We long for the authority of our eternal yesterday because the reality of our present does not resemble the glorious past. We long for Bo because we have memories of him, as fans either remembering the greatest glories under Bo, or growing up with him as our first coach. We are confronted with a new generation of students for whom Michigan's 1997 National Championship might be as foreign as their 1933 National Championship. For whom Lloyd is their first coach, for all of the ups and downs of what it means to have Lloyd, the accidental emperor, (our own George VI, if you will) as your first coach completely alters your perceptions of Michigan football and the past.
So, please let me say that Michigan football is in need of a Renaissance, a small Renaissance, but a Renaissance nonetheless. It needs a new ruler for a new era, one who can bring stability to the land, who can recapture the spirit of 1901, the spirit of 1969, and yes, the spirit of 1997, but in their own particular idiom. Perhaps it a Prodigal son, not a direct heir, but a branch of the tree. Perhaps it is new blood, a vision of what Michigan can be again in their own particular style. But we need this moment because the only way we can truly appreciate the way forward is to appreciate each era on its own merits and in its own contexts. The past never leaves us, but it cannot block our path.

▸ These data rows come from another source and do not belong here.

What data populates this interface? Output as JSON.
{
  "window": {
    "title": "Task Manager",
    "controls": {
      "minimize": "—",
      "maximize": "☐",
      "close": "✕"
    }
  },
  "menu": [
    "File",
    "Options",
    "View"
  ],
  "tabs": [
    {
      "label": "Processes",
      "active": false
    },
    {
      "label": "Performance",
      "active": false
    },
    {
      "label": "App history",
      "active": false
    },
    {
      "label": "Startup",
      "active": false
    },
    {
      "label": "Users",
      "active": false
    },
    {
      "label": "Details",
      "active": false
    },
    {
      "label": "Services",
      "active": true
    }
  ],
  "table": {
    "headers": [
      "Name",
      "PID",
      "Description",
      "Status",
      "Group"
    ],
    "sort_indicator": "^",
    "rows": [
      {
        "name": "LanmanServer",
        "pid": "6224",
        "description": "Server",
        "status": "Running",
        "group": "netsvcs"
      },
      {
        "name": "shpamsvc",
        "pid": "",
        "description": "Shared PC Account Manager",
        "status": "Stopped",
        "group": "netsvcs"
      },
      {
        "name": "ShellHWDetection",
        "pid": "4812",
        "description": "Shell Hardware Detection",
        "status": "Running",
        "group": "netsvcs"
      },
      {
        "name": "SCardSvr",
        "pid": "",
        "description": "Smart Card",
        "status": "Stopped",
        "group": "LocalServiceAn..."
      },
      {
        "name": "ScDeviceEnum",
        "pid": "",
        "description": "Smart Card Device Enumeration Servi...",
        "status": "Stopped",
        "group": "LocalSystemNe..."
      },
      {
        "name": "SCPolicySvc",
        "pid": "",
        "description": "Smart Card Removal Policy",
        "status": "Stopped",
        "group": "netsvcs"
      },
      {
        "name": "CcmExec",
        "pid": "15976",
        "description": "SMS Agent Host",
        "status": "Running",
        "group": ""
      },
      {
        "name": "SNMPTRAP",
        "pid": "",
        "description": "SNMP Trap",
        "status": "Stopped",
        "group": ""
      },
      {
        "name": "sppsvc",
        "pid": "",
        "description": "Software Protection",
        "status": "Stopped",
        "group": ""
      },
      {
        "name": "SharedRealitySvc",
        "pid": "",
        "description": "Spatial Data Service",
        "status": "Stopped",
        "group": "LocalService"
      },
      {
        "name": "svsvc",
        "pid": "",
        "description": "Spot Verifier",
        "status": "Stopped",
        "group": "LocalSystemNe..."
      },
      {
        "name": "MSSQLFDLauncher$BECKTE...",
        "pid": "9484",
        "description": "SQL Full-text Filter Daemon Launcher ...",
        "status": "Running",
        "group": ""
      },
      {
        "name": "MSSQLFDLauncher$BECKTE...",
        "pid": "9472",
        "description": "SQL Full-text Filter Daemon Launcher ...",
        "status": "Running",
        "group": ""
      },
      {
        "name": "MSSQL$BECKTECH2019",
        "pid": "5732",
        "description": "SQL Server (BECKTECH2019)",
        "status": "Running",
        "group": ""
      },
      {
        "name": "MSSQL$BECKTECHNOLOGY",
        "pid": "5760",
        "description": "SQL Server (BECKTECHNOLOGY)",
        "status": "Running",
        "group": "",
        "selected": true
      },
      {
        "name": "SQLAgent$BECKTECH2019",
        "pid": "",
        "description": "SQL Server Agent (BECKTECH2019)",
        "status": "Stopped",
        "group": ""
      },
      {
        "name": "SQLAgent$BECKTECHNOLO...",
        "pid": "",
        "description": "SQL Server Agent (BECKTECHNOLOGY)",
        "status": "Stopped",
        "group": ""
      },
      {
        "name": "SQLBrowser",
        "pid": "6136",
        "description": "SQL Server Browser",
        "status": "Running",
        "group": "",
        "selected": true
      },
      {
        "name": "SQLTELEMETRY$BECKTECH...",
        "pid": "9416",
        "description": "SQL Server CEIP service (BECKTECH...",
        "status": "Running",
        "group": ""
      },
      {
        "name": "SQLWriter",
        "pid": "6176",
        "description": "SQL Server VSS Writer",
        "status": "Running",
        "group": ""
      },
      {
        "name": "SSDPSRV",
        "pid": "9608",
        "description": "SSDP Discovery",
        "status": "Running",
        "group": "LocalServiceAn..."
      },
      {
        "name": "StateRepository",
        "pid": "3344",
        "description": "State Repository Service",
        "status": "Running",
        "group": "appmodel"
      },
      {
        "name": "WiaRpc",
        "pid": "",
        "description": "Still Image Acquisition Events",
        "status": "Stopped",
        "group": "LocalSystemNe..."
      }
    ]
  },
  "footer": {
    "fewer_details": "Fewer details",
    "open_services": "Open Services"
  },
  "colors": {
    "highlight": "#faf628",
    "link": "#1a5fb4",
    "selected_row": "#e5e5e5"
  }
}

In this way, it's not unlike the debate over the Legends jerseys. On the one hand, it's great to honor the people who built Michigan football into what it is today. On the other hand, today's players should have the same chance to make their numbers their own, write their own legacies. In the last seven years, we've tried a little bit of both, and the results have been less than spectacular. But it should not stop us again. There are no guarantees in life. But if we choose wisely, if we choose well, and if we can get behind a new vision, if we are patient, understanding, and hopeful, we might just have a chance to succeed.
Let us celebrate the past as a link in a chain towards a brighter tomorrow, not one sinking toward the seabed and an anchor without purchase, drifting ever closer to the shoals of imperial decline.
"I know that was then, but it could be again."